The Year of the Fortune Cookie

The Year of the Fortune Cookie

Andrea Cheng
Illustrator:  Patrice Barton 
Fiction  Series
For ages 7 to 9
Houghton Mifflin Harcourt, 2015   ISBN: 978-0544455924

Anna Wang cannot imagine what it would be like not to have her little sister, Kaylee, in her life, and yet it was not that long ago that Kaylee came to join their family. Over a year ago Anna’s mother and father went to Beijing in China and adopted Kaylee. Back in February Mrs. Sylvester and his husband came over to Anna’s house to talk to Anna’s parents about what it was like to adopt a Chinese baby. Now, in September, the Sylvesters have finally been approved by the Chinese government, and in December they will be going to Beijing to pick up their new baby.

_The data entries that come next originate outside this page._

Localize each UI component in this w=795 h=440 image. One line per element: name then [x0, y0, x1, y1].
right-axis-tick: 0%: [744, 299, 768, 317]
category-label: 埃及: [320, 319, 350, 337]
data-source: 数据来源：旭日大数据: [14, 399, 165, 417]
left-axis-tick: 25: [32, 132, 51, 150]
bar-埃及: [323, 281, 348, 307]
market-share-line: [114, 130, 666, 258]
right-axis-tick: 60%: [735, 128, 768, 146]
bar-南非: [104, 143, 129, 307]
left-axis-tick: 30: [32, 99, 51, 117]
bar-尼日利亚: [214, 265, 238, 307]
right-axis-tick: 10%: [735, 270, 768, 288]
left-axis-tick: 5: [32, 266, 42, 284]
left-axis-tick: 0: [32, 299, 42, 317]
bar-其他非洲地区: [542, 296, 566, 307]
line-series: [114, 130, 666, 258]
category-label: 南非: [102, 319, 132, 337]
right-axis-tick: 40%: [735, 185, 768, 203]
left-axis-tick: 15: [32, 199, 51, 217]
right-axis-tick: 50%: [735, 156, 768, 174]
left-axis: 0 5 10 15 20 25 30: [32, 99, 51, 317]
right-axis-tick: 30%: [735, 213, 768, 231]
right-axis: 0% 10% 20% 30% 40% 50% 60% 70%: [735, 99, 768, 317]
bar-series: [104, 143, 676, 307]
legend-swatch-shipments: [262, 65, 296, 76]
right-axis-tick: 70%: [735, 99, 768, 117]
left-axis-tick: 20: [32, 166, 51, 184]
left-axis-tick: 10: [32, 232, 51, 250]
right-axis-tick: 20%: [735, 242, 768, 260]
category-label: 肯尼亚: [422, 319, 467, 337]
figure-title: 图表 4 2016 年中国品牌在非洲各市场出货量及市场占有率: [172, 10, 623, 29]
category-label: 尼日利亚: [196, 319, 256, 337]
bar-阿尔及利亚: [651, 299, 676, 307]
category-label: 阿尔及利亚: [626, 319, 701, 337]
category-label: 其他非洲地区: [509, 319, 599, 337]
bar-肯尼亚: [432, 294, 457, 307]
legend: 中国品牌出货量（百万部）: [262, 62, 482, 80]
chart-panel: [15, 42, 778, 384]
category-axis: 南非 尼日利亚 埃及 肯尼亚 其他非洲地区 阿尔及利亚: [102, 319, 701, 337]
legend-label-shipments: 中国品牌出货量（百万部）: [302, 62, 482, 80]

The Sylvesters would like Anna and her mother to go with them, but Mrs. Wang cannot take time off from work for two weeks, and so it is decided that Anna will go with the Sylvesters on her own. The prospect of going on such a journey really excites Anna. Maybe she could even visit the orphanage where Kaylee lived for a while.

In the months leading up to the grand adventure Anna works on a new unit in school called “Who am I?” There are many parts to the unit that interconnect, and Anna starts thinking about who she is on many different levers. What makes her the person she is today? Certainly her Chinese origins are a big part of who she is, but then there is the American part of her as well. Is one part bigger than the other? Does it even matter?

Anna joins a club at school called CAT (Committee Action Team) and soon she is helping out with community projects. When she tells her new friends about her upcoming trip, and that she is hoping to visit the orphanage where Kaylee lived, they decide to raise some money for the orphanage. By making and selling fortune cookies they make over two hundred dollars that Anna will take to China with her when she visits. Later Anna decides that it would be nice to take gifts to the babies at the orphanage too, and soon she and her friends, and some adults as well, are knitting little hats for all the babies.

Not surprisingly, when it is time to leave for China Anna starts to get anxious. She has never been away from her family, let alone for two whole weeks. If she gets homesick she won’t be able to come home. At the same time, Anna really wants to find out what China is like, to learn something about the birthplace of her mother and her little sister. Maybe going to China will help her better understand who she is.

It turns out that China is full of surprises for a ten-year-old who has never been on a long overseas trip before. Beijing is an incredibly noisy, busy place, and Anna’s Chinese is not good enough to carry on a conversation with the people she meets. Anna, the Sylvesters and the other couples who are in Beijing to adopt babies are taken to see the sights including the Great Wall of China and the Forbidden City. Anna also makes friends with Fan, a teenager who works in the hotel restaurant. Thanks to Fan, Anna starts to see what it would like to live in Beijing.

In this third book about Anna Wang, the girl who not long ago did not really want to go to her Chinese language lessons, begins to connect with her Chinese heritage in a very special way. Readers will get caught up in her story and will want to know what it is like for a girl born and raised in America to go to China. The story brings up interesting questions about self, identity, community and family, and it invites readers to think about who they are.